Review of the 2016 Independent Report on Marches, Parades and Static Demonstrations in Scotland
The findings and recommendations contained in this report are the outcome of discussions between Dr Michael Rosie and a range of interested parties, including march and parade organisers, local authorities, and Police Scotland.
Foreword
In 2015 I was invited by the Scottish Government to provide independent advice on marches, parades and static demonstrations in Scotland. My Report in 2016
reflected wide-ranging and positive conversations with the three key parties in the marches and parades process – those seeking to march, parade or demonstrate and those tasked with facilitating and policing such events. That report concluded by emphasising the fact that most marches and parades in Scotland, including those seen by a wider public as 'controversial', are professionally conducted, facilitated, and policed.

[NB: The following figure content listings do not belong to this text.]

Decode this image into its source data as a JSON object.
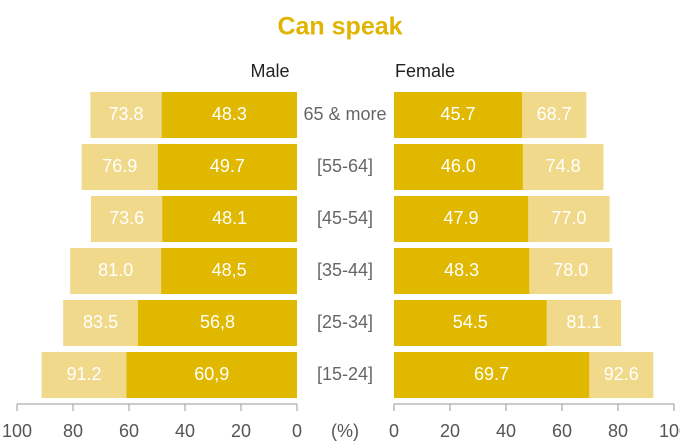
{
  "chart_data": {
    "type": "butterfly",
    "title": "Can speak",
    "categories": [
      "65 & more",
      "[55-64]",
      "[45-54]",
      "[35-44]",
      "[25-34]",
      "[15-24]"
    ],
    "panels": [
      {
        "name": "Male",
        "side": "left",
        "series": [
          {
            "color": "#f0d98a",
            "values": [
              73.8,
              76.9,
              73.6,
              81.0,
              83.5,
              91.2
            ],
            "value_labels": [
              "73.8",
              "76.9",
              "73.6",
              "81.0",
              "83.5",
              "91.2"
            ]
          },
          {
            "color": "#e0b800",
            "values": [
              48.3,
              49.7,
              48.1,
              48.5,
              56.8,
              60.9
            ],
            "value_labels": [
              "48.3",
              "49.7",
              "48.1",
              "48,5",
              "56,8",
              "60,9"
            ]
          }
        ]
      },
      {
        "name": "Female",
        "side": "right",
        "series": [
          {
            "color": "#f0d98a",
            "values": [
              68.7,
              74.8,
              77.0,
              78.0,
              81.1,
              92.6
            ],
            "value_labels": [
              "68.7",
              "74.8",
              "77.0",
              "78.0",
              "81.1",
              "92.6"
            ]
          },
          {
            "color": "#e0b800",
            "values": [
              45.7,
              46.0,
              47.9,
              48.3,
              54.5,
              69.7
            ],
            "value_labels": [
              "45.7",
              "46.0",
              "47.9",
              "48.3",
              "54.5",
              "69.7"
            ]
          }
        ]
      }
    ],
    "xlim": [
      0,
      100
    ],
    "xticks": [
      0,
      20,
      40,
      60,
      80,
      100
    ],
    "xlabel": "(%)"
  }
}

In 2019 the Scottish Government asked me to review progress made on the recommendations from my 2016 report and to identify any emerging issues impacting on processes relating to marches, parades and static demonstrations in Scotland. Having done so, I am very happy to restate my earlier conclusions: the majority of such events in Scotland continue to be carried out with a strong sense of procedural goodwill and civic responsibility. The exceptions - where such events cause serious difficulties – are, thankfully, relatively rare, and these exceptions should not distract us from the wider, and positive, picture.

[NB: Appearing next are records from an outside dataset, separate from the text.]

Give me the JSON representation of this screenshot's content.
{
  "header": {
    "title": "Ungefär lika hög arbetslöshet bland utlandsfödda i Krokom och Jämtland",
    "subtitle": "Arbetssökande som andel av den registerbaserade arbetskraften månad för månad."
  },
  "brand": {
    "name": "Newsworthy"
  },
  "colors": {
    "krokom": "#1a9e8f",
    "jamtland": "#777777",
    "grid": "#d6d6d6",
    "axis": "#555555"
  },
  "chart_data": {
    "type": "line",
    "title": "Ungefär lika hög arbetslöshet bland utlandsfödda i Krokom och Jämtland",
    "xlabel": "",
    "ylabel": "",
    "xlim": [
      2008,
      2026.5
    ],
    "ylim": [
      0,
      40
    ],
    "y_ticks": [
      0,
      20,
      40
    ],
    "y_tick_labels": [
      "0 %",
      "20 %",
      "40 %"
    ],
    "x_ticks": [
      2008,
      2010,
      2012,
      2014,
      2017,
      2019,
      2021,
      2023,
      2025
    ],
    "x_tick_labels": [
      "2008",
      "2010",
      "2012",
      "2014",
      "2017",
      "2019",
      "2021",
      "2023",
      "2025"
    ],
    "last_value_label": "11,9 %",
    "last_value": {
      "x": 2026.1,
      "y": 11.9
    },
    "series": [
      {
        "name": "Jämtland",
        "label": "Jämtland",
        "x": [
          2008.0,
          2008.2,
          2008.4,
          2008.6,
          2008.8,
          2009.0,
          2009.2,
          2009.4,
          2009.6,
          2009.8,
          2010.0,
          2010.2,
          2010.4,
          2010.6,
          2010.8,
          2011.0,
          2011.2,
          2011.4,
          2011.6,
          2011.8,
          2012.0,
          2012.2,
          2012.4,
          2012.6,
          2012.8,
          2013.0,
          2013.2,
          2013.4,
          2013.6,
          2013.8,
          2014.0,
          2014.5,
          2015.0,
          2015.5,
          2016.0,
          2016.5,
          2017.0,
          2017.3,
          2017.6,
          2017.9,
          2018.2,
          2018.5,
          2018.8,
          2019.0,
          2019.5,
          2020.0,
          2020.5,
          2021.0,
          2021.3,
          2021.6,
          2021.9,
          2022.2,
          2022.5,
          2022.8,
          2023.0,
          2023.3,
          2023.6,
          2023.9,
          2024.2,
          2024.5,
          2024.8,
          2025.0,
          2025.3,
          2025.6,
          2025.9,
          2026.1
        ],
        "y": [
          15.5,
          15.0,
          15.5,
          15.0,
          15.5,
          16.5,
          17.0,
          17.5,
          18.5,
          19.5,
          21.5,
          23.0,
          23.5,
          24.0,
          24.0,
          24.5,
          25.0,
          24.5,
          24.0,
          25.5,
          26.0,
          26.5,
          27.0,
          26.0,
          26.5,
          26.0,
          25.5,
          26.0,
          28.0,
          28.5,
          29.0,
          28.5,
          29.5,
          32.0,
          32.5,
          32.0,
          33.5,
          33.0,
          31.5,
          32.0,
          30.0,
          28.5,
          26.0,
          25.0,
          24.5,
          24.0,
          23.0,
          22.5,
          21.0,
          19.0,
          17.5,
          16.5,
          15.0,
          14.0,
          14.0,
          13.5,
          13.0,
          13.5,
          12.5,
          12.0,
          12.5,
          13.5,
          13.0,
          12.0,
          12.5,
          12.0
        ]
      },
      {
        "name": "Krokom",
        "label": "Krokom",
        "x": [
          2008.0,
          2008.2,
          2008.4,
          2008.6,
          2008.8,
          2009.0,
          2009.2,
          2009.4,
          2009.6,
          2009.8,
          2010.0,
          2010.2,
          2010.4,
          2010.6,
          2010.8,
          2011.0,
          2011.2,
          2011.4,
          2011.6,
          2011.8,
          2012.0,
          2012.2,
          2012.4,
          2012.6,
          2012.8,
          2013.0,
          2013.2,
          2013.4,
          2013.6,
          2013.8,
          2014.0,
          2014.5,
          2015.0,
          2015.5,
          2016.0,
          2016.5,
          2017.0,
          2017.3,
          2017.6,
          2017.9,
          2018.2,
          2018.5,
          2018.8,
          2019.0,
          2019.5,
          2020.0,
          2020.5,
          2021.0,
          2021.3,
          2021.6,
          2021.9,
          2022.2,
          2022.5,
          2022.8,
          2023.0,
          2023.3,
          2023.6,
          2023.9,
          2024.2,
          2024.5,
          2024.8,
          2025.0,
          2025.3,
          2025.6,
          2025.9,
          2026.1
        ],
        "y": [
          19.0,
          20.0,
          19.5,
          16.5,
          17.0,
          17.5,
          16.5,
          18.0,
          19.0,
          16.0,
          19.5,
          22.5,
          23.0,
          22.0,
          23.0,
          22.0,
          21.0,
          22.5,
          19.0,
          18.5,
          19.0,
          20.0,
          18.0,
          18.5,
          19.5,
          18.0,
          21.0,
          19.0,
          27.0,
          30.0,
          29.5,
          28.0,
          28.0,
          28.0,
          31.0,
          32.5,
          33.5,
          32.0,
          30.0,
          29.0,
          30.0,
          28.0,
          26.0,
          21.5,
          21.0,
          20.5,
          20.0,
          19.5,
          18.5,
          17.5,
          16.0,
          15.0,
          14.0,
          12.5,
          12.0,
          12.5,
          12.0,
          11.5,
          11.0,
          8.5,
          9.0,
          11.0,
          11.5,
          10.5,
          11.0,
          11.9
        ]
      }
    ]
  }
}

I am deeply grateful for the time, honesty and generosity of all those individuals and organisations who shared their experience and views with me. I hope that I have done justice to their expertise in this report. I am also very grateful to the Community Safety team at the Scottish Government for their professionalism and collegiality in supporting my work.

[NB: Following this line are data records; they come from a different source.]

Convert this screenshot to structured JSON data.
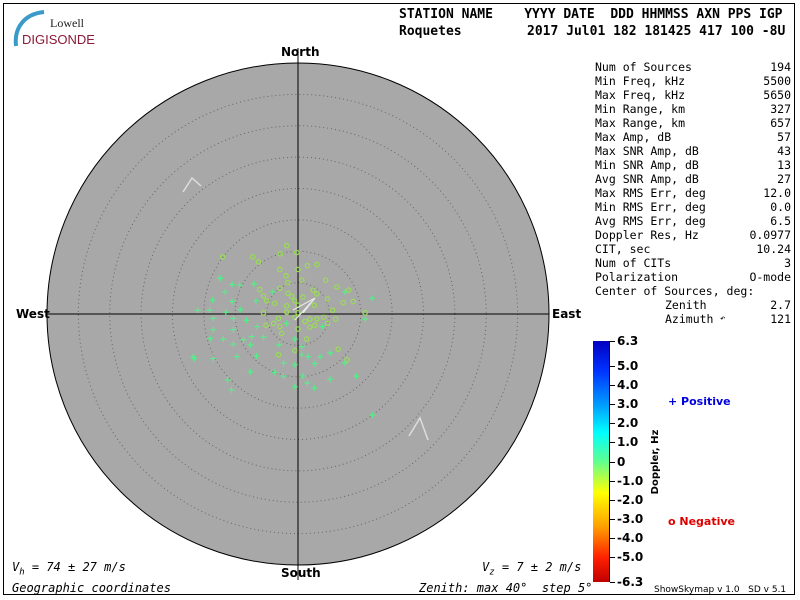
{
  "logo": {
    "line1": "Lowell",
    "line2": "DIGISONDE",
    "color": "#8b1a3a",
    "arc_color": "#3a9ac8"
  },
  "header": {
    "labels": [
      "STATION NAME",
      "YYYY DATE",
      "DDD",
      "HHMMSS",
      "AXN",
      "PPS",
      "IGP"
    ],
    "label_line": "STATION NAME    YYYY DATE  DDD HHMMSS AXN PPS IGP",
    "station": "Roquetes",
    "value_line": "2017 Jul01 182 181425 417 100 -8U"
  },
  "directions": {
    "north": "North",
    "south": "South",
    "east": "East",
    "west": "West"
  },
  "stats": [
    {
      "label": "Num of Sources",
      "value": "194"
    },
    {
      "label": "Min Freq, kHz",
      "value": "5500"
    },
    {
      "label": "Max Freq, kHz",
      "value": "5650"
    },
    {
      "label": "Min Range, km",
      "value": "327"
    },
    {
      "label": "Max Range, km",
      "value": "657"
    },
    {
      "label": "Max Amp, dB",
      "value": "57"
    },
    {
      "label": "Max SNR Amp, dB",
      "value": "43"
    },
    {
      "label": "Min SNR Amp, dB",
      "value": "13"
    },
    {
      "label": "Avg SNR Amp, dB",
      "value": "27"
    },
    {
      "label": "Max RMS Err, deg",
      "value": "12.0"
    },
    {
      "label": "Min RMS Err, deg",
      "value": "0.0"
    },
    {
      "label": "Avg RMS Err, deg",
      "value": "6.5"
    },
    {
      "label": "Doppler Res, Hz",
      "value": "0.0977"
    },
    {
      "label": "CIT, sec",
      "value": "10.24"
    },
    {
      "label": "Num of CITs",
      "value": "3"
    },
    {
      "label": "Polarization",
      "value": "O-mode"
    }
  ],
  "center": {
    "title": "Center of Sources, deg:",
    "zenith_label": "Zenith",
    "zenith": "2.7",
    "azimuth_label": "Azimuth",
    "azimuth": "121"
  },
  "colorbar": {
    "title": "Doppler, Hz",
    "ticks": [
      "6.3",
      "5.0",
      "4.0",
      "3.0",
      "2.0",
      "1.0",
      "0",
      "-1.0",
      "-2.0",
      "-3.0",
      "-4.0",
      "-5.0",
      "-6.3"
    ],
    "min": -6.3,
    "max": 6.3
  },
  "legend": {
    "positive": "Positive",
    "negative": "Negative",
    "positive_color": "#0000dd",
    "negative_color": "#dd0000"
  },
  "footer": {
    "vh_sym": "V",
    "vh_sub": "h",
    "vh_text": " = 74 ± 27 m/s",
    "vz_sym": "V",
    "vz_sub": "z",
    "vz_text": " = 7 ± 2 m/s",
    "coords": "Geographic coordinates",
    "zenith_info": "Zenith: max 40°  step 5°",
    "version": "ShowSkymap v 1.0   SD v 5.1"
  },
  "chart_data": {
    "type": "scatter",
    "projection": "polar skymap",
    "zenith_max_deg": 40,
    "zenith_step_deg": 5,
    "background": "#a8a8a8",
    "units": "degrees east / degrees north of zenith",
    "positive_color": "#55ee88",
    "negative_color": "#99dd55",
    "positive": [
      [
        -12.4,
        5.7
      ],
      [
        -10.5,
        4.7
      ],
      [
        -9.3,
        4.6
      ],
      [
        -7.0,
        4.8
      ],
      [
        -11.6,
        3.5
      ],
      [
        -13.6,
        2.2
      ],
      [
        -10.5,
        2.0
      ],
      [
        -6.7,
        2.1
      ],
      [
        -16.0,
        0.6
      ],
      [
        -14.1,
        0.6
      ],
      [
        -11.5,
        0.3
      ],
      [
        -9.2,
        0.7
      ],
      [
        -13.5,
        -0.7
      ],
      [
        -10.3,
        -0.7
      ],
      [
        -8.2,
        -1.0
      ],
      [
        -13.5,
        -2.5
      ],
      [
        -10.3,
        -2.5
      ],
      [
        -6.5,
        -2.0
      ],
      [
        -14.0,
        -3.9
      ],
      [
        -11.9,
        -4.0
      ],
      [
        -8.7,
        -4.1
      ],
      [
        -7.4,
        -3.6
      ],
      [
        -5.5,
        -3.7
      ],
      [
        -10.3,
        -4.8
      ],
      [
        -7.6,
        -4.9
      ],
      [
        -16.5,
        -7.1
      ],
      [
        -13.5,
        -7.1
      ],
      [
        -9.7,
        -6.8
      ],
      [
        -6.6,
        -6.7
      ],
      [
        -3.0,
        -4.9
      ],
      [
        -1.8,
        -1.5
      ],
      [
        -0.5,
        -4.0
      ],
      [
        0.6,
        -5.2
      ],
      [
        0.6,
        -6.5
      ],
      [
        1.6,
        -6.8
      ],
      [
        3.5,
        -6.8
      ],
      [
        5.1,
        -6.2
      ],
      [
        -2.3,
        -7.8
      ],
      [
        -0.5,
        -8.1
      ],
      [
        2.7,
        -7.9
      ],
      [
        7.5,
        -7.8
      ],
      [
        -7.6,
        -9.2
      ],
      [
        -3.7,
        -9.3
      ],
      [
        -2.3,
        -9.9
      ],
      [
        0.8,
        -9.9
      ],
      [
        -11.2,
        -10.5
      ],
      [
        5.1,
        -10.4
      ],
      [
        9.3,
        -9.9
      ],
      [
        -10.6,
        -12.1
      ],
      [
        -0.5,
        -11.6
      ],
      [
        1.5,
        -11.0
      ],
      [
        2.6,
        -11.8
      ],
      [
        11.8,
        2.5
      ],
      [
        10.7,
        -0.8
      ],
      [
        7.5,
        3.5
      ],
      [
        3.9,
        -2.0
      ],
      [
        -4.0,
        3.5
      ],
      [
        11.9,
        -16.1
      ],
      [
        -16.7,
        -6.8
      ],
      [
        -12.4,
        5.7
      ]
    ],
    "negative": [
      [
        -12.0,
        9.1
      ],
      [
        -7.2,
        9.1
      ],
      [
        -6.3,
        8.3
      ],
      [
        -1.8,
        10.9
      ],
      [
        -2.8,
        9.6
      ],
      [
        -0.2,
        9.8
      ],
      [
        -2.9,
        7.1
      ],
      [
        -1.9,
        6.1
      ],
      [
        0.0,
        7.1
      ],
      [
        1.5,
        7.7
      ],
      [
        3.0,
        7.9
      ],
      [
        4.4,
        5.4
      ],
      [
        0.6,
        5.4
      ],
      [
        -1.6,
        5.0
      ],
      [
        -2.9,
        4.1
      ],
      [
        -6.1,
        3.9
      ],
      [
        -1.6,
        3.3
      ],
      [
        -1.0,
        2.8
      ],
      [
        2.4,
        3.8
      ],
      [
        3.0,
        3.2
      ],
      [
        6.2,
        4.3
      ],
      [
        8.1,
        3.8
      ],
      [
        4.7,
        2.4
      ],
      [
        7.2,
        1.8
      ],
      [
        8.8,
        2.0
      ],
      [
        -5.5,
        2.9
      ],
      [
        -5.0,
        2.1
      ],
      [
        -3.7,
        1.7
      ],
      [
        -1.8,
        1.3
      ],
      [
        -0.5,
        2.1
      ],
      [
        0.8,
        2.7
      ],
      [
        2.6,
        1.4
      ],
      [
        5.5,
        0.6
      ],
      [
        10.7,
        0.2
      ],
      [
        -1.8,
        0.3
      ],
      [
        -5.5,
        0.2
      ],
      [
        -3.1,
        -0.7
      ],
      [
        -0.5,
        -0.5
      ],
      [
        1.1,
        -1.2
      ],
      [
        1.9,
        -0.8
      ],
      [
        3.0,
        -0.8
      ],
      [
        4.1,
        -0.5
      ],
      [
        6.0,
        -0.8
      ],
      [
        4.7,
        -1.5
      ],
      [
        2.7,
        -1.8
      ],
      [
        1.9,
        -2.1
      ],
      [
        0.0,
        -2.4
      ],
      [
        -3.9,
        -1.5
      ],
      [
        -5.1,
        -1.8
      ],
      [
        -2.9,
        -2.0
      ],
      [
        -2.6,
        -3.1
      ],
      [
        1.4,
        -4.0
      ],
      [
        6.4,
        -5.6
      ],
      [
        7.8,
        -7.3
      ],
      [
        -3.1,
        -6.5
      ],
      [
        -0.5,
        -5.8
      ],
      [
        0.0,
        0.2
      ],
      [
        0.0,
        1.4
      ]
    ],
    "center_of_sources": {
      "zenith": 2.7,
      "azimuth": 121
    }
  }
}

This report aims to contribute in a constructive manner to the good running of marches, parades and static demonstrations in Scotland. Such events offer a litmus test of our democracy: the freedom to assemble and express opinion, whilst respecting the freedoms and rights of others, is a difficult balance to achieve. The aim must always be the best achievable balance between the rights of those assembling and marching, and the rights of the wider communities they impact upon. Rights never can, nor should, be absolute: they must always take into account the rights of others.
My conclusions to this report echo those of my Report of 2016. In particular I emphasise the crucial importance that 'the good relations, constructive dialogue and trust built up between parading organisations, local authorities and the police [should] be built upon further and not lost'.